MTA spokesman Aaron Donovan confirmed the authority sold payroll mobility tax bond-anticipation notes with a 1.33% coupon for those maturing in 2023.
Only the MTA and Illinois, the lowest-rated state, has tapped into the program. In August the MTA refinanced about $450 million of maturing bond anticipation notes. High penalties have deterred many municipal issuers from using the Fed's facility and many participants have called it a last-resort option for only the most cash-crunched issuers.
Illinois intends to issue $2 billion in the next week before the program expires.
According to the MTA’s November financial plan, the $2.9 billion MLF loan will result in an operating balance of $1.785 billion at the end of 2020 that it will carry over to reduce the 2021 deficit.
The state-run authority, which operates mass transit in the New York City region, has been reeling from emergency restrictions designed to counter the coronavirus. It is one of the largest municipal issuers with roughly $46 billion of debt.
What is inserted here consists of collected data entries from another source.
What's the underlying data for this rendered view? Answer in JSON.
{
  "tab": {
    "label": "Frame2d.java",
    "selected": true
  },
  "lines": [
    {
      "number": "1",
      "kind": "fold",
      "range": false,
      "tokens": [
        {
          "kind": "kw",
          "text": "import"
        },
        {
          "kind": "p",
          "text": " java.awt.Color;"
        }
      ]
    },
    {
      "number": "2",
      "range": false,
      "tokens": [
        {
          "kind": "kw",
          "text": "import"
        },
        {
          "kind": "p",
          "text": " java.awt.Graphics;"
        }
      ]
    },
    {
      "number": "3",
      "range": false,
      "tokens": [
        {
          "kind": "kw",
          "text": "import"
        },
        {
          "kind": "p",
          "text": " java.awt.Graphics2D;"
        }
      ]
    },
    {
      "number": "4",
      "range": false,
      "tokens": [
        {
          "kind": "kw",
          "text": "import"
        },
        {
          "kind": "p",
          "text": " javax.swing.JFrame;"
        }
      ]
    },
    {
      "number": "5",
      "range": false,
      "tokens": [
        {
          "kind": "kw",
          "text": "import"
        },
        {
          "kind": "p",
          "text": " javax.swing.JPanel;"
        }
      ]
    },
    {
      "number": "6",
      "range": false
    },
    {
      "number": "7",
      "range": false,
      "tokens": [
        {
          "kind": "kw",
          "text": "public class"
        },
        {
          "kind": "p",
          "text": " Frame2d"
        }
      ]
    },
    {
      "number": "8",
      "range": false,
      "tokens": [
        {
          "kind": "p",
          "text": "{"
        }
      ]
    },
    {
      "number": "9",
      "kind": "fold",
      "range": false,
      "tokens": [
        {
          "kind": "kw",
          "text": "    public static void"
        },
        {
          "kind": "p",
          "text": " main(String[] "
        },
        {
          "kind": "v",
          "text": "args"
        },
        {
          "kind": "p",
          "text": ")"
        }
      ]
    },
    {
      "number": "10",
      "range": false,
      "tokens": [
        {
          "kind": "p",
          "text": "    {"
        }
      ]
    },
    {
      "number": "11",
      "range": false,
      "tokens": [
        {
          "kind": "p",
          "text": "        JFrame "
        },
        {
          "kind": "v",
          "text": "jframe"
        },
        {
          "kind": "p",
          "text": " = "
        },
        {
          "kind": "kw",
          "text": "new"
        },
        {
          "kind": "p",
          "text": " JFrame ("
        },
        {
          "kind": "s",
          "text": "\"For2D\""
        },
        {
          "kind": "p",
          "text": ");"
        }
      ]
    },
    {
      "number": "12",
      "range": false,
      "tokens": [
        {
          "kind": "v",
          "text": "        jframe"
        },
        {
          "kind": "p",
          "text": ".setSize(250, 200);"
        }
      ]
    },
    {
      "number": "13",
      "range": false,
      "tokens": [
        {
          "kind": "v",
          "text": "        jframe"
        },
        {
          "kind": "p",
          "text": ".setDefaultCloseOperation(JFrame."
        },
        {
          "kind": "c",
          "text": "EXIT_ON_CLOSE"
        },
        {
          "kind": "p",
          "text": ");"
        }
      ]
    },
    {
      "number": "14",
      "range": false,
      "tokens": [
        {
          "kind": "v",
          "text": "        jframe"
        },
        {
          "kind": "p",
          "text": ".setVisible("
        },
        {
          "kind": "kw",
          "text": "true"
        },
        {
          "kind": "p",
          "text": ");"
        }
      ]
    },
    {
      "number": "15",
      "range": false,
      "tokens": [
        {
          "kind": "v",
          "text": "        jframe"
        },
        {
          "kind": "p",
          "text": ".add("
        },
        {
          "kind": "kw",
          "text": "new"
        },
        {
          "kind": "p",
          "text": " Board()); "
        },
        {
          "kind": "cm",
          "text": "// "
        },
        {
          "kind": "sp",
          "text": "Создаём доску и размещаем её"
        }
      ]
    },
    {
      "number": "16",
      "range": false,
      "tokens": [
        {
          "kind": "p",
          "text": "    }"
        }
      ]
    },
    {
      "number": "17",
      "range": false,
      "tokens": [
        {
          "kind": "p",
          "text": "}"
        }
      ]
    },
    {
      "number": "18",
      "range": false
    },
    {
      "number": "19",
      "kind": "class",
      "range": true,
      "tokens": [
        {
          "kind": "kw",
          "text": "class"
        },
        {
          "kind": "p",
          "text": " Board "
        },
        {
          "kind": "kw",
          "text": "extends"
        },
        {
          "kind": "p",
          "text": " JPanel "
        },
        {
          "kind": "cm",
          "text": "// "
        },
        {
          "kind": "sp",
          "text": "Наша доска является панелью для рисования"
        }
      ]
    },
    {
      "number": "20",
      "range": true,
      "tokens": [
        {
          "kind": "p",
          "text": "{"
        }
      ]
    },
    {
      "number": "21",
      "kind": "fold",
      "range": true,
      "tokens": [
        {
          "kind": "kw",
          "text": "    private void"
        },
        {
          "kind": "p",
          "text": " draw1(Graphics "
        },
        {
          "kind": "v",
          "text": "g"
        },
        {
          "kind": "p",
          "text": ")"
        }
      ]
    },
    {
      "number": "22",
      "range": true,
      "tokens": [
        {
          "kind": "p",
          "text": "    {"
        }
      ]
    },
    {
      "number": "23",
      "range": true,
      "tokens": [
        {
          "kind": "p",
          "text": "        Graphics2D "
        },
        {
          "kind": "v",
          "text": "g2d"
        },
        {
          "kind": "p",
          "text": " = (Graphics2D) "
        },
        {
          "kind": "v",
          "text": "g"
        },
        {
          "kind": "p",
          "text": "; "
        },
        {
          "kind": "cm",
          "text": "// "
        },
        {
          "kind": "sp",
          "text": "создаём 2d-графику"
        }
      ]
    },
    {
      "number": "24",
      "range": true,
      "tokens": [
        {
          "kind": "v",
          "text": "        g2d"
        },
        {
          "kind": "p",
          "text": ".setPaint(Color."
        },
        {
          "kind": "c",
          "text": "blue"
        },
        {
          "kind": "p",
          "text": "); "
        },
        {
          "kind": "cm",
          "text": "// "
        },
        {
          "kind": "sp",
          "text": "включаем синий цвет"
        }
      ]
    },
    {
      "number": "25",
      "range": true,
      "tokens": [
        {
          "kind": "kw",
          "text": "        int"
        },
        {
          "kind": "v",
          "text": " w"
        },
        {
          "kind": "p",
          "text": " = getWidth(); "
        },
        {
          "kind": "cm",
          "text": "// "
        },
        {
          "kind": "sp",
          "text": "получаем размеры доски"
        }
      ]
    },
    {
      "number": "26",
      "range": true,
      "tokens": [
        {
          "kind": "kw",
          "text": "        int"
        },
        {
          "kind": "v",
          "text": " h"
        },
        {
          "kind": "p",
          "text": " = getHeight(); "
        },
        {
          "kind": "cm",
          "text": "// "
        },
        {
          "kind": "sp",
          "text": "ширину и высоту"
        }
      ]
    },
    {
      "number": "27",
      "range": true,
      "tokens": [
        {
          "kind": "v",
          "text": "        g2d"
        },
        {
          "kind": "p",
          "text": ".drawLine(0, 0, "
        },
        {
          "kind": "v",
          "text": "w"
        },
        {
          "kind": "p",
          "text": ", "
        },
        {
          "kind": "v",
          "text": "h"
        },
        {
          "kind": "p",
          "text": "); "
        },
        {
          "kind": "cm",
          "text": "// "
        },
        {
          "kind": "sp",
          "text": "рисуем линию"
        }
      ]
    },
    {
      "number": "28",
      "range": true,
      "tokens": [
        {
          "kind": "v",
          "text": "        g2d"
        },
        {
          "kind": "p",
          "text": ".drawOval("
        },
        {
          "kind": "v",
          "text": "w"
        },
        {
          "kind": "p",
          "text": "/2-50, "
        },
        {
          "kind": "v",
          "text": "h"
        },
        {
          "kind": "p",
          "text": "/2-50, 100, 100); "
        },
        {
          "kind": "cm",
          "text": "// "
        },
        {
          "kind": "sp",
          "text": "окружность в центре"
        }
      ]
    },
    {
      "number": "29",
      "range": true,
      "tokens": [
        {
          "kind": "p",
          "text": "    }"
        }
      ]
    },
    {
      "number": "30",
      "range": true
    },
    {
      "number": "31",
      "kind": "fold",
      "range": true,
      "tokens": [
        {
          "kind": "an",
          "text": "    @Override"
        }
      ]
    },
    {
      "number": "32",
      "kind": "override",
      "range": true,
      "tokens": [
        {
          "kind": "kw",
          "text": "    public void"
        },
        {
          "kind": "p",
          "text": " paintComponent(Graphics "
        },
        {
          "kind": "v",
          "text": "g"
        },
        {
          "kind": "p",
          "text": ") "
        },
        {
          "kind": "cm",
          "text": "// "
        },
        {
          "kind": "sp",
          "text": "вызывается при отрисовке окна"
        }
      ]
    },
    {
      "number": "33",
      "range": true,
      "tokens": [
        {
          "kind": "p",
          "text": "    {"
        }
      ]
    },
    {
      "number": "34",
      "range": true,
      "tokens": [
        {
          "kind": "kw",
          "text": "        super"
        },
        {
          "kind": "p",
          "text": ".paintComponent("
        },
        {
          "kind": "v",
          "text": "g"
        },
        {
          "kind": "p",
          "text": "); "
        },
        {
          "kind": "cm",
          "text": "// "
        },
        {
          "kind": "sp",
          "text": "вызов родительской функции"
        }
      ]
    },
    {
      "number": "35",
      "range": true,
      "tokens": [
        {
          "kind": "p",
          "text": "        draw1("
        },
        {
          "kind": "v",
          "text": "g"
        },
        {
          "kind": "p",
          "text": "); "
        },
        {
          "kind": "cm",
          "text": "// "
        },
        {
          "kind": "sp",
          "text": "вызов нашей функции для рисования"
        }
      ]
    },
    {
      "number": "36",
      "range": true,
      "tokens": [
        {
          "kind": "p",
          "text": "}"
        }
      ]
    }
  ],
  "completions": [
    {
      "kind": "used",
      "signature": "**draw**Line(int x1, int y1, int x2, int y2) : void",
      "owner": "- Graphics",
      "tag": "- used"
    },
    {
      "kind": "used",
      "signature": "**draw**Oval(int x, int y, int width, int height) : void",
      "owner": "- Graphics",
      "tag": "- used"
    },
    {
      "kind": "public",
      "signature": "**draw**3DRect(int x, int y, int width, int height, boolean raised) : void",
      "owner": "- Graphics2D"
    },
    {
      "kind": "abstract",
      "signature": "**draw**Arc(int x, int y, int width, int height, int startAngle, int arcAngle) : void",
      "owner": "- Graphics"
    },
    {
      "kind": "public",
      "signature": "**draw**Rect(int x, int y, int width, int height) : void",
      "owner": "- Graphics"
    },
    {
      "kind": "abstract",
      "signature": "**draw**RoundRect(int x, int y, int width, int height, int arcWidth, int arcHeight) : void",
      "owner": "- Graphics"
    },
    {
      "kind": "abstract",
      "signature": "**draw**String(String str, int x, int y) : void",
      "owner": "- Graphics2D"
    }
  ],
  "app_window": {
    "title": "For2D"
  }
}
Ridership on its subways, buses and commuter rail over the past nine months has dropped about 75%, while toll revenue on the interborough bridges it operates has also dropped sharply.
MTA officials say they are losing $200 million weekly and have asked the federal government for $12 billion of direct aid. Transit systems nationwide are seeking $32 billion.
In addition, rollbacks of the state’s and city’s reopening could further impede ridership totals.
Former MTA chairman and former New York lieutenant governor Richard Ravitch said transit systems nationwide need extensive aid from Washington.
“Fixing mass transit is difficult,” Ravitch, now a director with think tank Volcker Alliance, said Thursday on a webcast sponsored by the alliance and the Penn Institute for Urban Research. “There is no alternative to massive amounts of federal money.”
Transit advocates have been proposing alternative revenue sources for the MTA. State Assemblyman Robert Carroll, D-Brooklyn, is proposing a “box tax” on deliveries by companies such as Amazon.
The MTA’s board is scheduled on Wednesday to vote on a series of proposed doomsday service cuts and layoffs of up to 9,500 employees — roughly 14% of its workforce — along with its $16.1 billion operating budget.
Roughly half the MTA's operating revenue comes from the farebox.
MTA officials have projected a five-year budget gap of up to $16 billion. The advocacy group Reinvent Albany said worst-case scenarios regarding the pandemic could stretch the gap to $24 billion.
The MTA has again engaged consulting firm McKinsey & Co. to review the economic realities. Its latest findings may be available for Wednesday’s board meeting.
McKinsey is providing revised ridership projections based on such factors as remote work, changes in nonwork activity and travel, the epidemiology of the virus, any progress toward a widely distributed vaccine and the likelihood of achieving “herd immunity.”